Predicting the binding affinity of major histocompatibility complex I (MHC I) proteins and their peptide ligands is important for vaccine design. We introduce an open-source package for MHC I binding prediction, MHCflurry. The software implements allele-specific neural networks that use a novel architecture and peptide encoding scheme. When trained on affinity measurements, MHCflurry outperformed the standard predictors NetMHC 4.0 and NetMHCpan 3.0 overall and particularly on non-9-mer peptides in a benchmark of ligands identified by mass spectrometry. The released predictor, MHCflurry 1.2.0, uses mass spectrometry datasets for model selection and showed competitive accuracy with standard tools, including the recently released NetMHCpan 4.0, on a small benchmark of affinity measurements. MHCflurry's prediction speed exceeded 7,000 predictions per second, 396 times faster than NetMHCpan 4.0. MHCflurry is freely available to use, retrain, or extend, includes Python library and command line interfaces, may be installed using package managers, and applies software development best practices.
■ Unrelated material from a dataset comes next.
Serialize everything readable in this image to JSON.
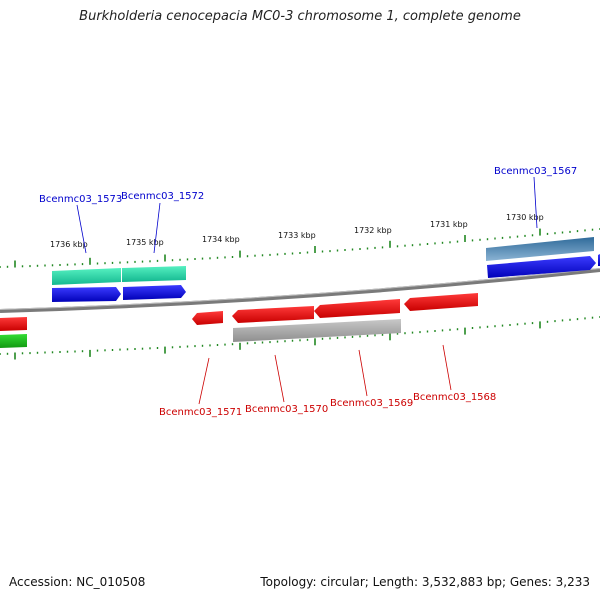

Accurate prediction servers for MHC I ligands have been in wide use for some time, but these tools are typically closed source, may be trained only by their developers, and can be challenging to integrate into high-throughput workflows required for tumor neoantigen discovery. We introduce a prediction package that exposes a programmatic interface, may be modified and re-retrained, and is much faster than existing tools.
- epitope prediction
- neural network